Własny biznes to marzenie wielu osób – szczególnie tych, którzy myślą, że szef przychodzi do firmy tylko na kilka godzin dziennie, a resztę czasu spędza na leżeniu brzuchem do góry. Inni z kolei twierdzą, że konieczność działania na własną rękę jest wynikiem nieprzystosowania społecznego. Prawda jest jednak taka, że obie tezy są z gruntu nieprawdziwe.
Najlepsze interesy rodzą się bowiem w bólach i mękach – trzeba być dzieckiem bardzo bogatych rodziców, aby start w dorosłość, co czasem oznacza również rozpoczęcie działania w ramach własnego przedsiębiorstwa, zaliczyć bez otarć, siniaków czy nawet złamań. Zazwyczaj jednak rozkręcanie firmy wiąże się z katorżniczą pracą oraz inwestycją – stąd kondycja finansowa młodych firm często pozostawia wiele do życzenia. Nie każdy wytrzymuje takie tempo dlatego też na rynku spotykamy się z wieloma sytuacjami, kiedy przedsiębiorstwa przestają funkcjonować z dnia na dzień.
Jeśli jednak uda nam się przezwyciężyć najtrudniejszy, początkowy okres to później może być już tylko z górki – kiedy złapiemy wreszcie płynność finansową a stres schodzi do powszechnie akceptowalnego poziomu, możemy wziąć głęboki oddech i rozpocząć inwestycję w przedsiębiorstwo, a także w samego siebie.

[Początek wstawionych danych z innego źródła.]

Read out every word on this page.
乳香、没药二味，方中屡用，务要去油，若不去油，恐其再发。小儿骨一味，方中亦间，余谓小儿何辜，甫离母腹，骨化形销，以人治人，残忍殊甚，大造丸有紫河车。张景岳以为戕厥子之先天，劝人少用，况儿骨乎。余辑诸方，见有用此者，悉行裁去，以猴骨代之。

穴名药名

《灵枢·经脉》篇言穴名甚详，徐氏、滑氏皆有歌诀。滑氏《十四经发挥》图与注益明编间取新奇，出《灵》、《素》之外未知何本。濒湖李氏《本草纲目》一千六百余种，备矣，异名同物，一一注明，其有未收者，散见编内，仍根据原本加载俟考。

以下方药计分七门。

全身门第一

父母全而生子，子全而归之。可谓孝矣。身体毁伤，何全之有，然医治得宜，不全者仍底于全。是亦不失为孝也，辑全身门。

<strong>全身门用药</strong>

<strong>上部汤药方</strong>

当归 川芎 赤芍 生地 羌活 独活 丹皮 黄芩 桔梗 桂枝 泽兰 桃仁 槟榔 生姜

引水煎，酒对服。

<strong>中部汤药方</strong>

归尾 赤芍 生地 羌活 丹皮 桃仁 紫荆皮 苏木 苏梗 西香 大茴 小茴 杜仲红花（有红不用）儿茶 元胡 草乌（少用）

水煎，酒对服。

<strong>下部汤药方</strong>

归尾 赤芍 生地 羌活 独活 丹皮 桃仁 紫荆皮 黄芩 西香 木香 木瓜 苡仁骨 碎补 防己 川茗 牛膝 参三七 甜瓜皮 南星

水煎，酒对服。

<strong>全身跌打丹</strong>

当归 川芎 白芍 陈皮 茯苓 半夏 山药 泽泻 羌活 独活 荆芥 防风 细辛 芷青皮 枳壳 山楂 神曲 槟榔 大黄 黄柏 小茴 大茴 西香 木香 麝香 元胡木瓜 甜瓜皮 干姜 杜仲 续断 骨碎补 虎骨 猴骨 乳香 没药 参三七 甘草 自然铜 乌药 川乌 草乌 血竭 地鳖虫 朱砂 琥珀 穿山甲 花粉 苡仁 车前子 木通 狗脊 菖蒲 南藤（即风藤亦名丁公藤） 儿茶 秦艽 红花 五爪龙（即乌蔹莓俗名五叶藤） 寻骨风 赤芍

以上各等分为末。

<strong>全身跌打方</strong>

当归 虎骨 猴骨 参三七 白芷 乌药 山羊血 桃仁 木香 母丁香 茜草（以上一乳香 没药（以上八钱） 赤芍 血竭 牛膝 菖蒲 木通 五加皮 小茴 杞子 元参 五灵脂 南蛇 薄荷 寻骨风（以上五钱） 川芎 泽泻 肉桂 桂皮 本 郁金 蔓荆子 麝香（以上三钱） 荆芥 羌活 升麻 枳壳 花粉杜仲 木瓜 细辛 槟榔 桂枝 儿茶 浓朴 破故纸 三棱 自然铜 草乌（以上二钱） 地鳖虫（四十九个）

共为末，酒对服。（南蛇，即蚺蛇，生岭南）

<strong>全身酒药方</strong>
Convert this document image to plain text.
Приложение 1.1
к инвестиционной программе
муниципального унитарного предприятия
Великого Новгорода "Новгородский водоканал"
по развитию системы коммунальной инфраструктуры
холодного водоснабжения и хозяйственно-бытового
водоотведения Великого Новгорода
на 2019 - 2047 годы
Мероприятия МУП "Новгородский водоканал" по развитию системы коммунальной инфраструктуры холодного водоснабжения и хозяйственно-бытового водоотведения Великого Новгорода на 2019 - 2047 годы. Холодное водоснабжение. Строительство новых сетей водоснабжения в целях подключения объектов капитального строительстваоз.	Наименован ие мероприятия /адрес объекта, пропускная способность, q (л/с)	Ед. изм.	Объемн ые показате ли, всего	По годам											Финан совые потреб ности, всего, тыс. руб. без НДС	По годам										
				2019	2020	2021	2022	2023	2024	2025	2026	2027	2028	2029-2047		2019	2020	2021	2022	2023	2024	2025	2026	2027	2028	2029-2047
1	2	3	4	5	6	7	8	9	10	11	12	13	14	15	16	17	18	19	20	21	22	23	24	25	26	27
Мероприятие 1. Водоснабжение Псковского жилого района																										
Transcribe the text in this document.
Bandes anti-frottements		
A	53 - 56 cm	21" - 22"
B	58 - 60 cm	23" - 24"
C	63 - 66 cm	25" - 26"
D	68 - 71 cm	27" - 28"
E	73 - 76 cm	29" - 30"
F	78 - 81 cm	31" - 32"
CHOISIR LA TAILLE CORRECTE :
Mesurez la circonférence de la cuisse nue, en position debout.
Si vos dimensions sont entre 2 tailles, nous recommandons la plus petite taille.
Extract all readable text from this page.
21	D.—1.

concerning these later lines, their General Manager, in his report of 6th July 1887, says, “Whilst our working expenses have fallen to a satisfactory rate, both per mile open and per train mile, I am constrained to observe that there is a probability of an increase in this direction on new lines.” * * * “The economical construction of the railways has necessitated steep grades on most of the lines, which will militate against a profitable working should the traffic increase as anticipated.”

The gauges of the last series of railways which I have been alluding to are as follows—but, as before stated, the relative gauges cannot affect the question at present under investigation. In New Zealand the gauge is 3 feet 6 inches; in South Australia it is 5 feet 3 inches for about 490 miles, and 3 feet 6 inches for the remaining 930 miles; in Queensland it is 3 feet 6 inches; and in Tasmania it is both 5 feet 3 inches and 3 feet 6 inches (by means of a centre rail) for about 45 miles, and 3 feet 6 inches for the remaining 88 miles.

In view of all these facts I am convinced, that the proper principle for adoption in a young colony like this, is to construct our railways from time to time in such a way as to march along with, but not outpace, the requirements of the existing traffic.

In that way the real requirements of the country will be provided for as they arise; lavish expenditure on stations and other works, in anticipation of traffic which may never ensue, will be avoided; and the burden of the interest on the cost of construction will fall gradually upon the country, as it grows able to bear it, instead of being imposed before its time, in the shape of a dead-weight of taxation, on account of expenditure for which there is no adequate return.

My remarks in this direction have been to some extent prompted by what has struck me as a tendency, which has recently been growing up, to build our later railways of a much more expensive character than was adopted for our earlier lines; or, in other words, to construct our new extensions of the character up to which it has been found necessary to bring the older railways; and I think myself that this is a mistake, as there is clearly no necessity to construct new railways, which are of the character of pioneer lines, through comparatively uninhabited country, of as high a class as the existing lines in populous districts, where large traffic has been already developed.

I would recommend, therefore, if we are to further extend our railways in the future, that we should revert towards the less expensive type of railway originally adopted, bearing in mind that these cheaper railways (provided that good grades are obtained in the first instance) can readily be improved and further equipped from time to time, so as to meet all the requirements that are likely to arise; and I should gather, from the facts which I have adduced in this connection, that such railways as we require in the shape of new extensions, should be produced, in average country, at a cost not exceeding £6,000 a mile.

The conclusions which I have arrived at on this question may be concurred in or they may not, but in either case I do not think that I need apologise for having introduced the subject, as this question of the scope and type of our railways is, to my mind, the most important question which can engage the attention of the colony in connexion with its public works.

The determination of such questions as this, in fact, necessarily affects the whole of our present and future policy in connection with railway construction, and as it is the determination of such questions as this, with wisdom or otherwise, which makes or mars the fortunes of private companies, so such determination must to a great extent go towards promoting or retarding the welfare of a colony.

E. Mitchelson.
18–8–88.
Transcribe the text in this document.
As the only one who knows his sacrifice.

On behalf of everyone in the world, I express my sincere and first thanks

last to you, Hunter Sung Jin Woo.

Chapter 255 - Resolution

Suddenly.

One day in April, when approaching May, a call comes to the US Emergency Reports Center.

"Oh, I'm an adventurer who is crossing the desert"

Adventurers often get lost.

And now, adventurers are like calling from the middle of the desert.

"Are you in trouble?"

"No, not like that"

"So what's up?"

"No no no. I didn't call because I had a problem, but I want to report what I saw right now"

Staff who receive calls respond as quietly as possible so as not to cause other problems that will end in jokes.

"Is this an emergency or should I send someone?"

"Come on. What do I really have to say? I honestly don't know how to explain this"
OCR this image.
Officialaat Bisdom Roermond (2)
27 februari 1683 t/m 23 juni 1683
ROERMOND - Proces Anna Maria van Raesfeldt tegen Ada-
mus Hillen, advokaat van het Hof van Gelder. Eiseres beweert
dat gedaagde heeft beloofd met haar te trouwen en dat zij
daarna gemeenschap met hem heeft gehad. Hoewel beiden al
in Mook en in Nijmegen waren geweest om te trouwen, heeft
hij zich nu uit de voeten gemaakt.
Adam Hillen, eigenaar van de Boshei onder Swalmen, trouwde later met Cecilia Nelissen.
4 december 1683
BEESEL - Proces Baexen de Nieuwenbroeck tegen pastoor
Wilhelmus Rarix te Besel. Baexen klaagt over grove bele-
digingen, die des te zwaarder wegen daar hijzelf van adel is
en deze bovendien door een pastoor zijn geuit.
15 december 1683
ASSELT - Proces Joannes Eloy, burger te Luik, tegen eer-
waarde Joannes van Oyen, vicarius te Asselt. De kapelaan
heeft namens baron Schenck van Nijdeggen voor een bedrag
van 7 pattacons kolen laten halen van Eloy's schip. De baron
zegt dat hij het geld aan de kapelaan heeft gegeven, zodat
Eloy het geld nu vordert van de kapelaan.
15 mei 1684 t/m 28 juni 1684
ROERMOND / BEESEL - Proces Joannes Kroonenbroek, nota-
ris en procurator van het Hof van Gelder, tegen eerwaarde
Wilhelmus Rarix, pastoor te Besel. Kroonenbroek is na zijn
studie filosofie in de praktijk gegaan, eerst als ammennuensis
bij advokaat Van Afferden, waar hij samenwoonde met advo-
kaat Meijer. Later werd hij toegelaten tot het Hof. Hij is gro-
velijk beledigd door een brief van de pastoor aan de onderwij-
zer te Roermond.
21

Fakt, że są szefowie, którzy na swoich włościach zjawiają się jedynie raz w tygodniu na dwie godziny by sprawdzić księgowość i pojechać dalej. Przyczyny takiego stanu rzeczy mogą być dwie – albo szefowi już nie zależy na dobrej kondycji przedsiębiorstwa, albo ma pełne zaufania do swoich pracowników. Tak czy inaczej jednak, żadna z tych sytuacji nie jest korzystna dla przedsiębiorstwa. Kierownik powinien bowiem dawać swoim pracownikom przykład, jak mają swoje obowiązki wypełniać. Nie należy też z drugiej strony przesadzać – przecież właściciele firm mają na głowie mnóstwo problemów, z którymi zmagać się nie muszą szeregowi pracownicy. Dlatego każdy powinien się skupiać na swoich obowiązkach, a efekty przyjdą na pewno.